When it comes to any type of relationship—social, professional, personal—communication is the key to make it fruitful and healthy. This includes listening, speaking and writing skills, including both verbal and non-verbal signals. Everyone appreciates the person who listens actively and conveys ideas in the most presentable way. Every career demands proficiency in presentations, negotiations and networking.
Charles Darwin said it the best: “It is not the strongest of the species that survives, nor the most intelligent. It is the one that is most adaptable to change”. No matter how concrete our plans are, they are always subject to change. How we handle it in unprecedented situations define how efficient we are. This appears in the most mundane tasks. For instance, in student accommodations in the major UK cities, you may have a housemate and it is very important how you find a middle ground about things.
As cliché as it sounds, you must make lemonade when life throws you lemons. You should be persistent and pragmatic in drawing conclusions when it comes to unexpected problems; be it personal or professional. You can develop skill by analysing situations critically and coming up with innovative ideas. Observe the people and the things around, and brainstorm ideas to keep your problem-solving wizard intact.

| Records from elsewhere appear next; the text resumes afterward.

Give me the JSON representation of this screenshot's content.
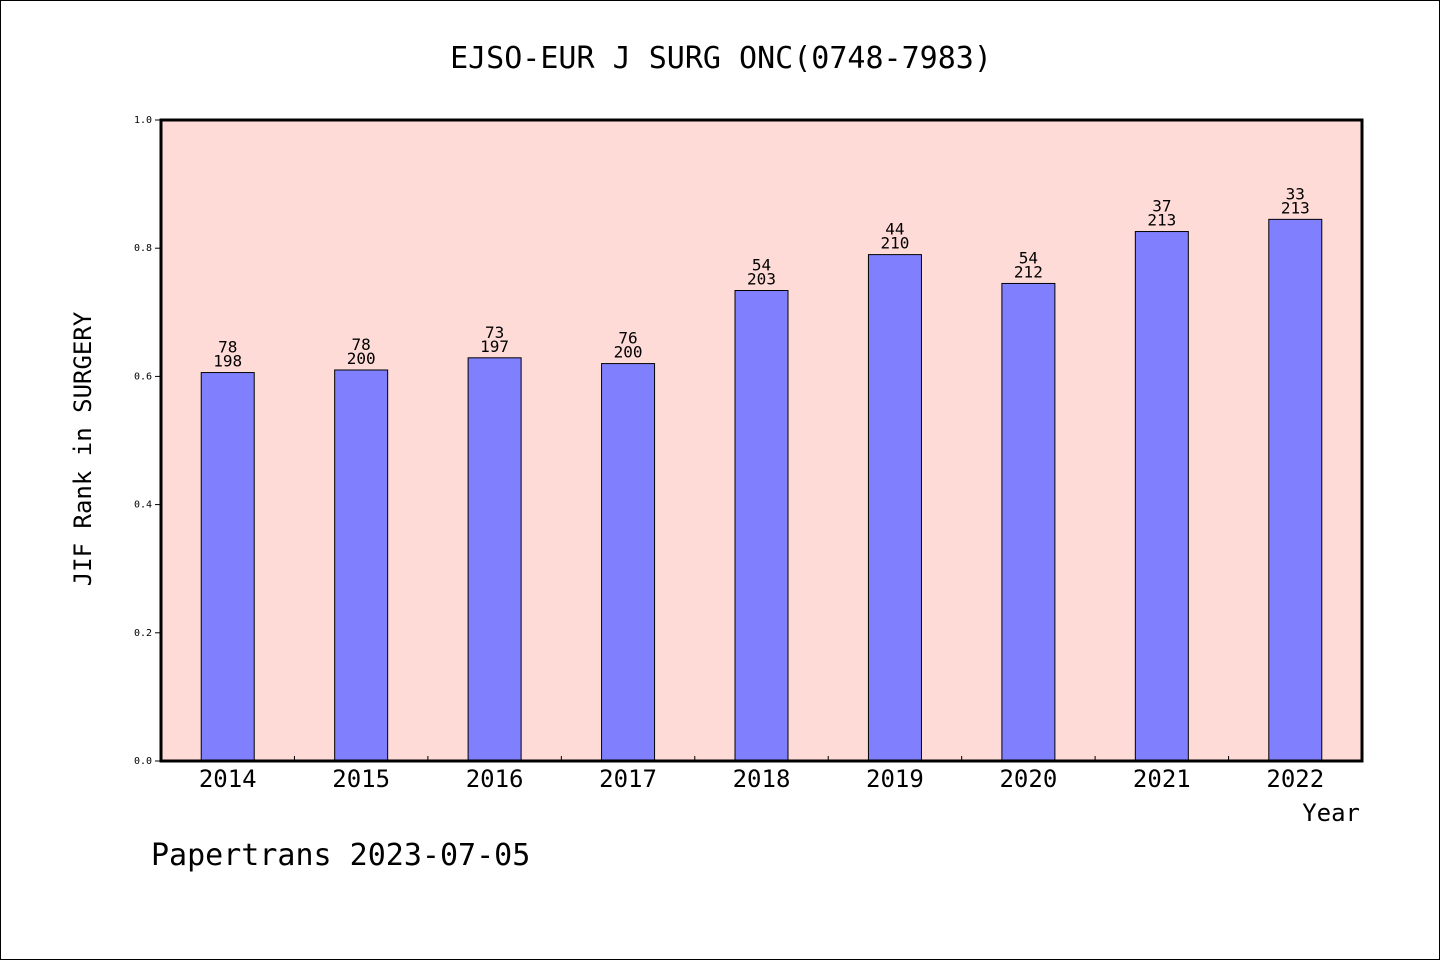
{
  "chart_data": {
    "type": "bar",
    "title": "EJSO-EUR J SURG ONC(0748-7983)",
    "xlabel": "Year",
    "ylabel": "JIF Rank in SURGERY",
    "footer": "Papertrans 2023-07-05",
    "ylim": [
      0.0,
      1.0
    ],
    "yticks": [
      "0.0",
      "0.2",
      "0.4",
      "0.6",
      "0.8",
      "1.0"
    ],
    "categories": [
      "2014",
      "2015",
      "2016",
      "2017",
      "2018",
      "2019",
      "2020",
      "2021",
      "2022"
    ],
    "values": [
      0.606,
      0.61,
      0.629,
      0.62,
      0.734,
      0.79,
      0.745,
      0.826,
      0.845
    ],
    "rank": [
      "78",
      "78",
      "73",
      "76",
      "54",
      "44",
      "54",
      "37",
      "33"
    ],
    "total": [
      "198",
      "200",
      "197",
      "200",
      "203",
      "210",
      "212",
      "213",
      "213"
    ],
    "grid": false,
    "legend": "none",
    "colors": {
      "bar": "#8080ff",
      "plot_bg": "#ffdbd8",
      "axis": "#000000"
    }
  }
}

What you make out of the time at hand determines your personal and professional success. Looking at the tasks at hand as blocks of time help you be more conscious of where you spend your time. Make it a habit to plan, organize and strategize your game plans regularly. Managing your time in a smart way let you work well with deadlines, and stay focused on the tasks at hand.
World Economic Forum reports cognitive flexibility, people management and emotional intelligence to be among the top skills that future recruiters look for in a candidate. Students should be intentional about developing such skills which not only help them in their career but be a person of respect among a crowd. Here are some reasons why you should consider working on yourself.
1. Offers new perspectives
Interactions and sharing of ideas on a daily basis brush up your leadership and communication skills. It also gives you fresh perspectives and pushes your comfort zone to deliver better results. It facilitates understanding and empathy while developing your own outlook. It offers a multi-dimensional approach to a problem or a situation that you encounter.
2. Demand of interpersonal workplace
The future workplace is not just reports and appraisals, it will include collaborations and discussions. The demand for interpersonal skills like delegating tasks, negotiating deals and listening actively will top the graph. Both customers and companies alike prefer people who can talk their way in and out of things.
3. Never goes out of trend
No matter how advanced we grow in artificial intelligence and robotics, nothing can replace the warmth and originality of a human connection. Though most of the hard skills that can be developed via technical training will be taken over by machines, soft skills can never go into full automation. This makes it desirable for every phase of life.
4. Fosters healthy relationships
Your expertise in soft skills show in the way you behave and interact in a social setup. Better social skills make you more desirable as you will have your ideologies and moralities upgraded. As you grow more empathetic, you understand boundaries better and cater to other’s needs accordingly. There will be happy managers as well as happy employees.
5. Moulds into a better human being
Daily practice of self-discipline and productivity makes you stand out in a group. You will have a sense of content with your lifestyle. Hard skills are required to study well, but soft skills are required to live and learn well. You will be a better communicator, an efficient facilitator and the go-to person among your group.